En ese punto de su carrera era cuando su faceta activista estaba más en boga. Además, Little Steven era un músico muy respetado por diferentes colegas suyos unos más punkies, otros más cercanos a la música negra, al rock o a la salsa. Así, en 1985, en plena empanada activista, creó la asociación Artists United Against Apartheid. La cosa fue que Van Zandt siempre tuvo mucho interés en la situación del pueblo indio americano. Leyó que el Apartheid de Sudáfrica estaba inspirado en la situación de reservas indias que el gobierno americano había creado. Tras un viaje a Sudáfrica, se convenció de que se trataba de una causa por la que luchar. No es que tuviera una gran repercusión, pero aún así logró involucrar a un importante grupo de artistas de lo más dispar para la grabación de un documental al respecto, titulado “Sun City”. Y, por supuesto, un disco titulado del mismo modo, en donde participaban gente del rock, del rap, del jazz, del punk y de la salsa. Logró involucrar a nombres como Stiv Bators, Miles Davis, Hervie Hancock, Ron Wood, Bono, Rubén Blades, Afrika Bambaataa, Ray Barretto o Bruce Springsteen. En fin, como suele pasar con estas cosas, todo muy bien, muy revolucionario políticamente hablando, peroooo… el sigle “Sun City”, escrito por Van Zandt, es una cosa casi más horrorosa que aquél infame “We are the world”.
Y no se amilanó con toda esta historia. Su siguiente trabajo seguía una línea política similar, y el título ya es bastante explícito, “Freedom – No Compromise” (1987). Lo cierto es que se nota un bajón considerable respecto a sus dos primeras entregas. Hay algún single interesante, como el dueto que hace con Rubén Blades (¿?), “Bitter Fruit”, pero los resultados no son los esperados. Su popularidad, especialmente en USA, decae. Y con el final de la década, todo su movimiento de activista público comienza a diluirse. ¿Demasiado tiempo batallando? Tal vez. El caso es que en 1989 publica nuevo disco, “Revolution”, en donde flirtea demasiado con los sintetizadores, y al final resulta ser el más flojo de todos sus discos, en una carrera que había ido claramente de más a menos.

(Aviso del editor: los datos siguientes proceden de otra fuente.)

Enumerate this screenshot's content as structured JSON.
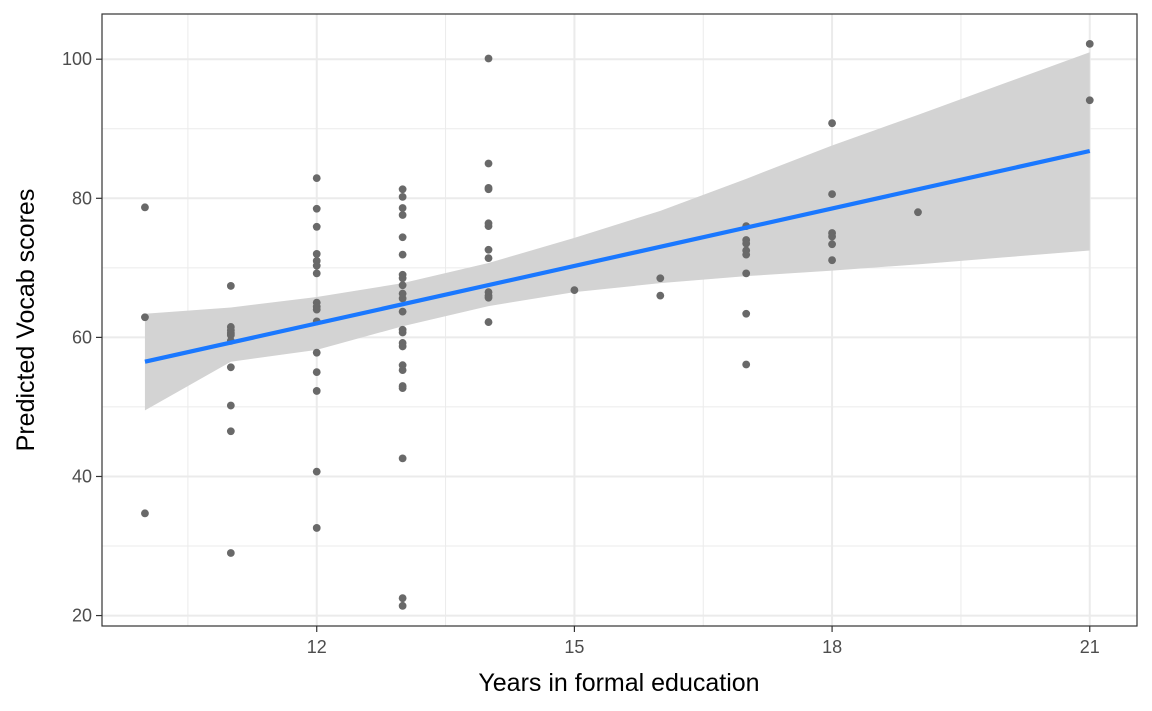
{
  "chart_data": {
    "type": "scatter",
    "title": "",
    "xlabel": "Years in formal education",
    "ylabel": "Predicted Vocab scores",
    "xlim": [
      9.5,
      21.55
    ],
    "ylim": [
      18.5,
      106.5
    ],
    "x_ticks": [
      12,
      15,
      18,
      21
    ],
    "x_tick_labels": [
      "12",
      "15",
      "18",
      "21"
    ],
    "x_minor_ticks": [
      10.5,
      13.5,
      16.5,
      19.5
    ],
    "y_ticks": [
      20,
      40,
      60,
      80,
      100
    ],
    "y_tick_labels": [
      "20",
      "40",
      "60",
      "80",
      "100"
    ],
    "y_minor_ticks": [
      30,
      50,
      70,
      90
    ],
    "grid": true,
    "legend": "none",
    "colors": {
      "points": "#696969",
      "fit_line": "#1a78ff",
      "confidence_band": "#d3d3d3",
      "grid": "#ebebeb",
      "panel_border": "#333333"
    },
    "series": [
      {
        "type": "scatter",
        "points": [
          [
            10,
            78.7
          ],
          [
            10,
            62.9
          ],
          [
            10,
            34.7
          ],
          [
            11,
            67.4
          ],
          [
            11,
            61.5
          ],
          [
            11,
            61.0
          ],
          [
            11,
            60.6
          ],
          [
            11,
            60.3
          ],
          [
            11,
            59.5
          ],
          [
            11,
            55.7
          ],
          [
            11,
            50.2
          ],
          [
            11,
            46.5
          ],
          [
            11,
            29.0
          ],
          [
            12,
            82.9
          ],
          [
            12,
            78.5
          ],
          [
            12,
            75.9
          ],
          [
            12,
            72.0
          ],
          [
            12,
            71.0
          ],
          [
            12,
            70.3
          ],
          [
            12,
            69.2
          ],
          [
            12,
            65.0
          ],
          [
            12,
            64.4
          ],
          [
            12,
            64.0
          ],
          [
            12,
            62.3
          ],
          [
            12,
            57.8
          ],
          [
            12,
            55.0
          ],
          [
            12,
            52.3
          ],
          [
            12,
            40.7
          ],
          [
            12,
            32.6
          ],
          [
            13,
            81.3
          ],
          [
            13,
            80.2
          ],
          [
            13,
            78.6
          ],
          [
            13,
            77.6
          ],
          [
            13,
            74.4
          ],
          [
            13,
            71.9
          ],
          [
            13,
            69.0
          ],
          [
            13,
            68.5
          ],
          [
            13,
            67.5
          ],
          [
            13,
            66.3
          ],
          [
            13,
            65.6
          ],
          [
            13,
            63.7
          ],
          [
            13,
            61.1
          ],
          [
            13,
            60.7
          ],
          [
            13,
            59.2
          ],
          [
            13,
            58.7
          ],
          [
            13,
            56.0
          ],
          [
            13,
            55.3
          ],
          [
            13,
            53.0
          ],
          [
            13,
            52.7
          ],
          [
            13,
            42.6
          ],
          [
            13,
            22.5
          ],
          [
            13,
            21.4
          ],
          [
            14,
            100.1
          ],
          [
            14,
            85.0
          ],
          [
            14,
            81.5
          ],
          [
            14,
            81.3
          ],
          [
            14,
            76.4
          ],
          [
            14,
            76.0
          ],
          [
            14,
            72.6
          ],
          [
            14,
            71.4
          ],
          [
            14,
            66.5
          ],
          [
            14,
            66.0
          ],
          [
            14,
            65.7
          ],
          [
            14,
            62.2
          ],
          [
            15,
            66.8
          ],
          [
            16,
            68.5
          ],
          [
            16,
            66.0
          ],
          [
            17,
            76.0
          ],
          [
            17,
            74.0
          ],
          [
            17,
            73.5
          ],
          [
            17,
            72.5
          ],
          [
            17,
            71.9
          ],
          [
            17,
            69.2
          ],
          [
            17,
            63.4
          ],
          [
            17,
            56.1
          ],
          [
            18,
            90.8
          ],
          [
            18,
            80.6
          ],
          [
            18,
            75.0
          ],
          [
            18,
            74.5
          ],
          [
            18,
            73.4
          ],
          [
            18,
            71.1
          ],
          [
            19,
            78.0
          ],
          [
            21,
            102.2
          ],
          [
            21,
            94.1
          ]
        ]
      },
      {
        "type": "line",
        "name": "",
        "x": [
          10,
          21
        ],
        "y": [
          56.5,
          86.8
        ]
      },
      {
        "type": "area",
        "name": "",
        "x": [
          10,
          11,
          12,
          13,
          14,
          15,
          16,
          17,
          18,
          19,
          20,
          21
        ],
        "lower": [
          49.5,
          56.5,
          58.2,
          61.6,
          64.5,
          66.5,
          67.8,
          68.8,
          69.6,
          70.5,
          71.5,
          72.5
        ],
        "upper": [
          63.4,
          64.3,
          65.8,
          67.8,
          70.7,
          74.3,
          78.2,
          82.8,
          87.6,
          92.0,
          96.5,
          101.0
        ]
      }
    ]
  }
}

En 1993 participó, no sólo como productor, sino también activamente (aunque no como miembro) en la nueva banda que había formado el ex-Hanoi Rocks Michael Monroe, Demolition 23. Grabaron un disco de debut homónimo que resultó ser un pelotazo del mejor punk rock, que probablemente mereció mejor suerte. La muerte del guitarrista Jay Hening supuso un mazazo y la cosa acabó demasiado prematuramente. Cuando en 1995 Springsteen reúne puntualmente a la E-Street Band, Little Steven acepta un puesto que le pertenecía por derecho.

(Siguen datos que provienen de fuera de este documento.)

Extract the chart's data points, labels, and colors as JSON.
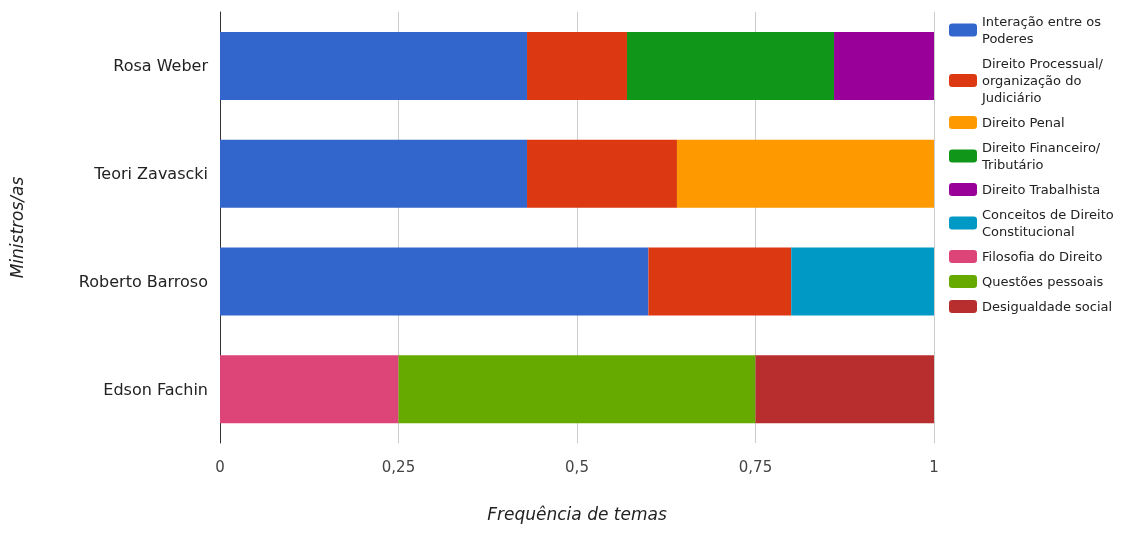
{
  "chart_data": {
    "type": "bar",
    "orientation": "horizontal",
    "stacked": true,
    "xlabel": "Frequência de temas",
    "ylabel": "Ministros/as",
    "categories": [
      "Rosa Weber",
      "Teori Zavascki",
      "Roberto Barroso",
      "Edson Fachin"
    ],
    "series": [
      {
        "name": "Interação entre os Poderes",
        "color": "#3366cc",
        "values": [
          0.43,
          0.43,
          0.6,
          null
        ]
      },
      {
        "name": "Direito Processual/ organização do Judiciário",
        "color": "#dc3912",
        "values": [
          0.14,
          0.21,
          0.2,
          null
        ]
      },
      {
        "name": "Direito Penal",
        "color": "#ff9900",
        "values": [
          null,
          0.36,
          null,
          null
        ]
      },
      {
        "name": "Direito Financeiro/ Tributário",
        "color": "#109618",
        "values": [
          0.29,
          null,
          null,
          null
        ]
      },
      {
        "name": "Direito Trabalhista",
        "color": "#990099",
        "values": [
          0.14,
          null,
          null,
          null
        ]
      },
      {
        "name": "Conceitos de Direito Constitucional",
        "color": "#0099c6",
        "values": [
          null,
          null,
          0.2,
          null
        ]
      },
      {
        "name": "Filosofia do Direito",
        "color": "#dd4477",
        "values": [
          null,
          null,
          null,
          0.25
        ]
      },
      {
        "name": "Questões pessoais",
        "color": "#66aa00",
        "values": [
          null,
          null,
          null,
          0.5
        ]
      },
      {
        "name": "Desigualdade social",
        "color": "#b82e2e",
        "values": [
          null,
          null,
          null,
          0.25
        ]
      }
    ],
    "xlim": [
      0,
      1
    ],
    "xticks": [
      0,
      {
        "value": 0.25,
        "label": "0,25"
      },
      {
        "value": 0.5,
        "label": "0,5"
      },
      {
        "value": 0.75,
        "label": "0,75"
      },
      1
    ],
    "grid": "x",
    "legend": "right"
  }
}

1999 fue uno de los años más importantes en la carrera de Little Steven. Por un lado, y tras una década de silencio, publica un nuevo disco. Titulado “Born Again Savage”, es el disco de un power-trio al estilo de finales de los 60’s, que monta con Adam Clayton, de U2 y Jason Boham, el hijo del malogrado John. Y en ese trabajo, Little Steven se vuelve a reinventar. Ni soul, ni punk, ni inventos raros. Esta vez, se trataba de buscar unas sonoridades cercanas a Cream, a Hendrix, a Steppenwolf… al hard rock psicodélico de los 60’s. Fue el disco con el que descubrí a Little Steven, y el mejor de su carrera, justo por debajo de su debut. En 1999 también, Bruce Springsteen reúne definitivamente a la E-Street Band, y ahí está también Little Steven, quien se tomaría su puesto en la banda como prioridad. Y en 1999 inicia una nueva faceta en su carrera, inédita, pero por la que se ha ganado muchas simpatías. En ese 1999 es elegido por David Chase para dar vida al gran Silvio Dante en la serie Los Soprano.
Qué puedo decir, se trata de mi personaje favorito de mi serie favorita del momento. Chase le eligió, sin casting alguno, pese a que Little Steven no contaba con experiencia alguna en la interpretación, simplemente porque su imagen “daba el perfil”. Y ya lo creo. Por primera vez vemos a Steven Van Zandt sin pañuelo (aunque con peluca), dando vida a un personaje hosco, duro, pero siempre elegante, que según avanza la serie, adopta mayor protagonismo. Un gran acierto.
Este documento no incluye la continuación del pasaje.